Monday, September 16, 2019

Book News: The 6th Michigan Volunteer Infantry in the Civil War

I've often mentioned that regimental histories appeal to me most when the unit under consideration spent the bulk of its Civil War service performing important duties distanced well away from the two main war fronts in Virginia and the middle western heartland. So I'm bringing up this title not because I have any particular interest in the 6th Michigan, but rather because Eric Faust's The 6th Michigan Volunteer Infantry in the Civil War: A History and Roster (McFarland, early 2020) seems to fit that bill. It looks to join two more as yet unseen regimentals at the top of my to-read list (the 3rd Minnesota book has been out for a couple weeks, though it hasn't arrived here yet, with the 31st Massachusetts study due before the end of this year).

Like the Bay Staters of the 31st, the 6th Michigan spent nearly all of its active service in the Department of the Gulf. Sailing to New Orleans with the Butler Expedition in 1862, the regiment was part of the city's occupying force before being heavily engaged in the August 5, 1862 Battle of Baton Rouge and the following year's Bayou Teche and Port Hudson campaigns. In July 1863, the unit was converted into a heavy artillery regiment and posted to various garrisons along the Mississippi River Valley before seeing final action during the 1864-65 Mobile Bay and Mobile city campaigns. Though the 6th's second career as heavy artillerymen interests me just as much as their exploits over the first half of the war, it appears from the wording in the description (see below) that coverage of that latter period will be only minor in scope.
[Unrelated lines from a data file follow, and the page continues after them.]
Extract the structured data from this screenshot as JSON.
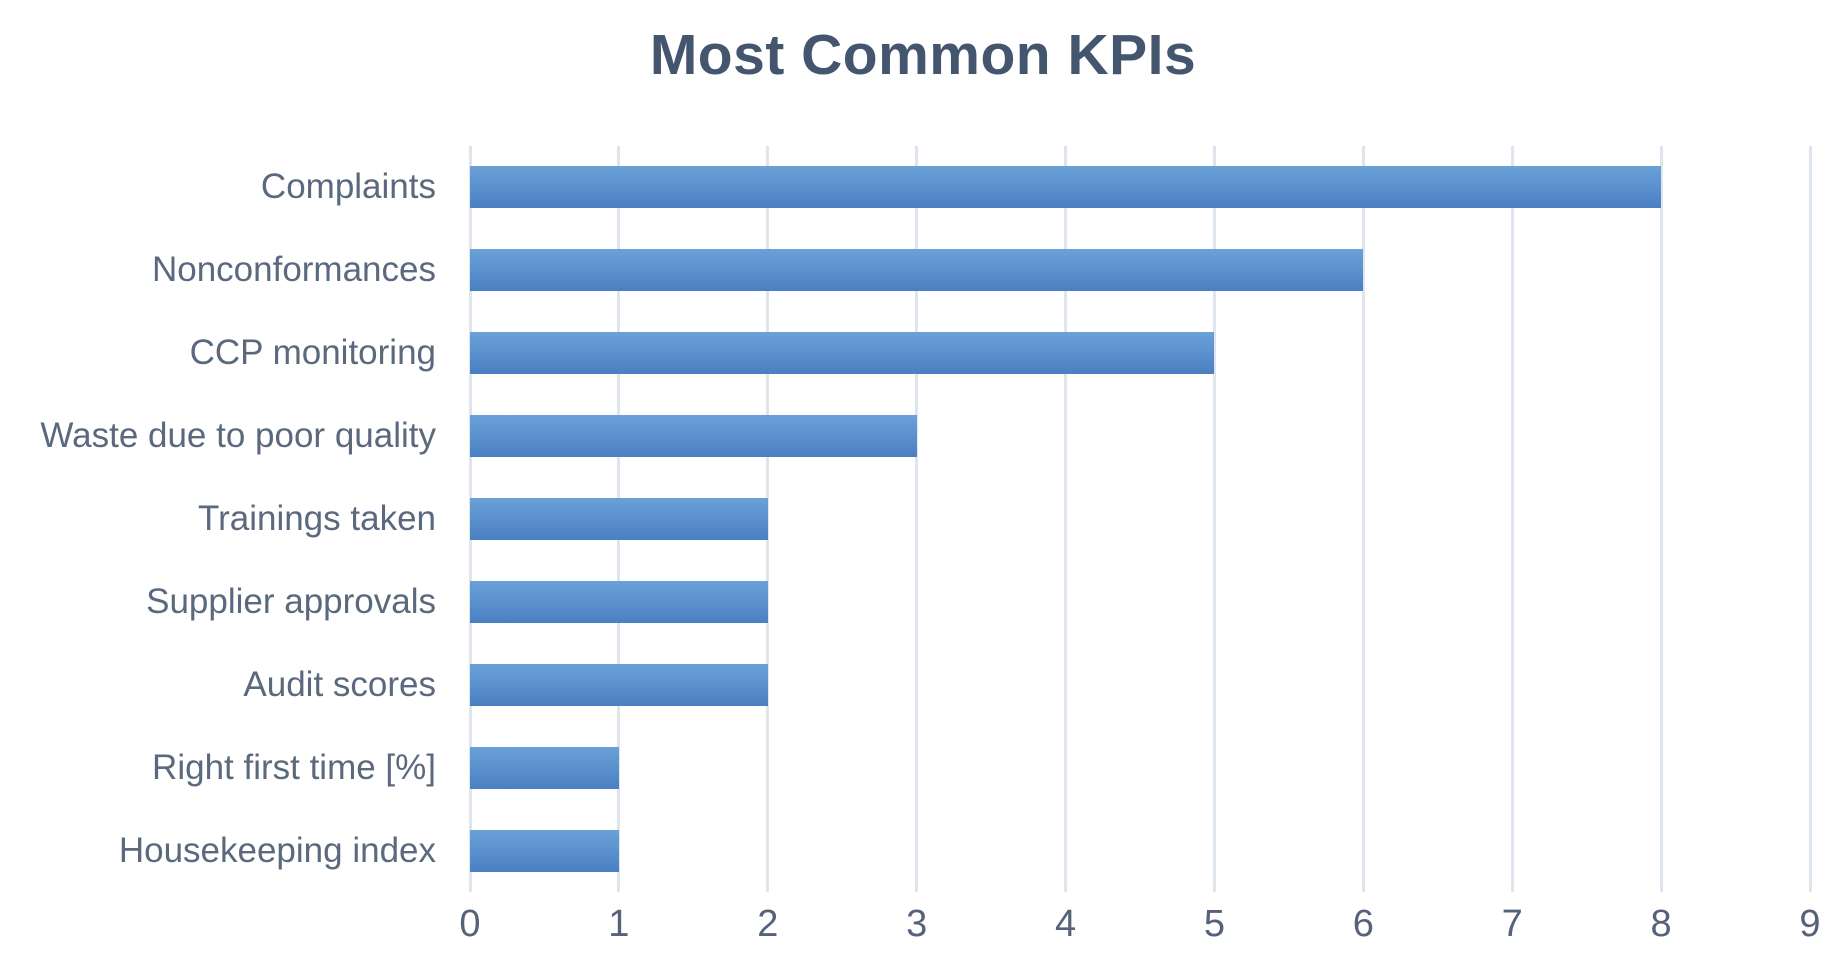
{
  "title": "Most Common KPIs",
  "colors": {
    "background": "#ffffff",
    "title": "#44566e",
    "category_label": "#5a697e",
    "tick_label": "#55627a",
    "bar_gradient_top": "#6ba1d8",
    "bar_gradient_bottom": "#4a80c2",
    "gridline": "#dfe5ec"
  },
  "chart_data": {
    "type": "bar",
    "orientation": "horizontal",
    "title": "Most Common KPIs",
    "categories": [
      "Complaints",
      "Nonconformances",
      "CCP monitoring",
      "Waste due to poor quality",
      "Trainings taken",
      "Supplier approvals",
      "Audit scores",
      "Right first time [%]",
      "Housekeeping index"
    ],
    "values": [
      8,
      6,
      5,
      3,
      2,
      2,
      2,
      1,
      1
    ],
    "xlabel": "",
    "ylabel": "",
    "xlim": [
      0,
      9
    ],
    "xticks": [
      0,
      1,
      2,
      3,
      4,
      5,
      6,
      7,
      8,
      9
    ],
    "grid": "vertical",
    "legend": "none"
  }
}
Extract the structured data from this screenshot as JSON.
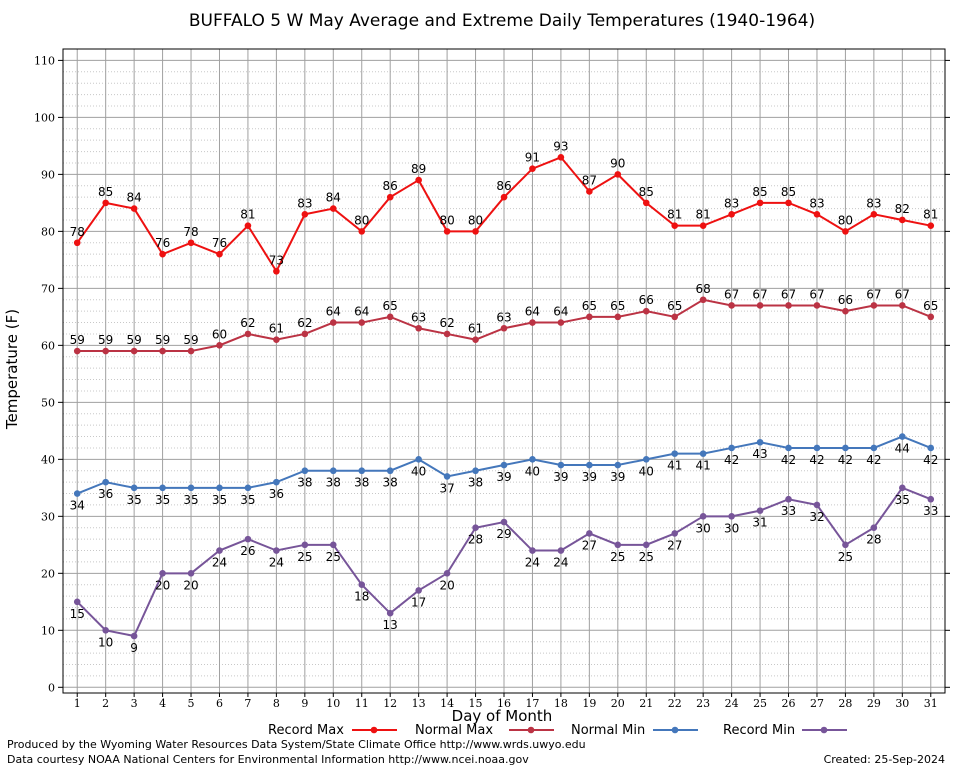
{
  "chart_data": {
    "type": "line",
    "title": "BUFFALO 5 W May Average and Extreme Daily Temperatures (1940-1964)",
    "xlabel": "Day of Month",
    "ylabel": "Temperature (F)",
    "x": [
      1,
      2,
      3,
      4,
      5,
      6,
      7,
      8,
      9,
      10,
      11,
      12,
      13,
      14,
      15,
      16,
      17,
      18,
      19,
      20,
      21,
      22,
      23,
      24,
      25,
      26,
      27,
      28,
      29,
      30,
      31
    ],
    "xlim": [
      0.5,
      31.5
    ],
    "ylim": [
      -1,
      112
    ],
    "yticks": [
      0,
      10,
      20,
      30,
      40,
      50,
      60,
      70,
      80,
      90,
      100,
      110
    ],
    "grid": true,
    "legend_position": "bottom",
    "series": [
      {
        "name": "Record Max",
        "color": "#ee1111",
        "label_position": "above",
        "values": [
          78,
          85,
          84,
          76,
          78,
          76,
          81,
          73,
          83,
          84,
          80,
          86,
          89,
          80,
          80,
          86,
          91,
          93,
          87,
          90,
          85,
          81,
          81,
          83,
          85,
          85,
          83,
          80,
          83,
          82,
          81
        ]
      },
      {
        "name": "Normal Max",
        "color": "#bb3344",
        "label_position": "above",
        "values": [
          59,
          59,
          59,
          59,
          59,
          60,
          62,
          61,
          62,
          64,
          64,
          65,
          63,
          62,
          61,
          63,
          64,
          64,
          65,
          65,
          66,
          65,
          68,
          67,
          67,
          67,
          67,
          66,
          67,
          67,
          65
        ]
      },
      {
        "name": "Normal Min",
        "color": "#4477bb",
        "label_position": "below",
        "values": [
          34,
          36,
          35,
          35,
          35,
          35,
          35,
          36,
          38,
          38,
          38,
          38,
          40,
          37,
          38,
          39,
          40,
          39,
          39,
          39,
          40,
          41,
          41,
          42,
          43,
          42,
          42,
          42,
          42,
          44,
          42
        ]
      },
      {
        "name": "Record Min",
        "color": "#775599",
        "label_position": "below",
        "values": [
          15,
          10,
          9,
          20,
          20,
          24,
          26,
          24,
          25,
          25,
          18,
          13,
          17,
          20,
          28,
          29,
          24,
          24,
          27,
          25,
          25,
          27,
          30,
          30,
          31,
          33,
          32,
          25,
          28,
          35,
          33
        ]
      }
    ]
  },
  "footer": {
    "produced_by": "Produced by the Wyoming Water Resources Data System/State Climate Office http://www.wrds.uwyo.edu",
    "courtesy": "Data courtesy NOAA National Centers for Environmental Information http://www.ncei.noaa.gov",
    "created": "Created:  25-Sep-2024"
  }
}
According to Faust, who has also authored a pair of 11th Michigan studies, the 6th's "service along the Mississippi River was a perfect storm of epidemic disease, logistical failures, guerrilla warfare, profiteering, martinet West Pointers and scheming field officers, along with the doldrums of camp life punctuated by bloody battles. The Michiganders responded with alcoholism, insubordination, and depredations. Yet they saved the Union right at Baton Rouge and executed suicidal charges at Port Hudson."

More: "This first modern history of the controversial regiment concludes with a statistical analysis, a roster, and a brief summary of its service following conversion to heavy artillery."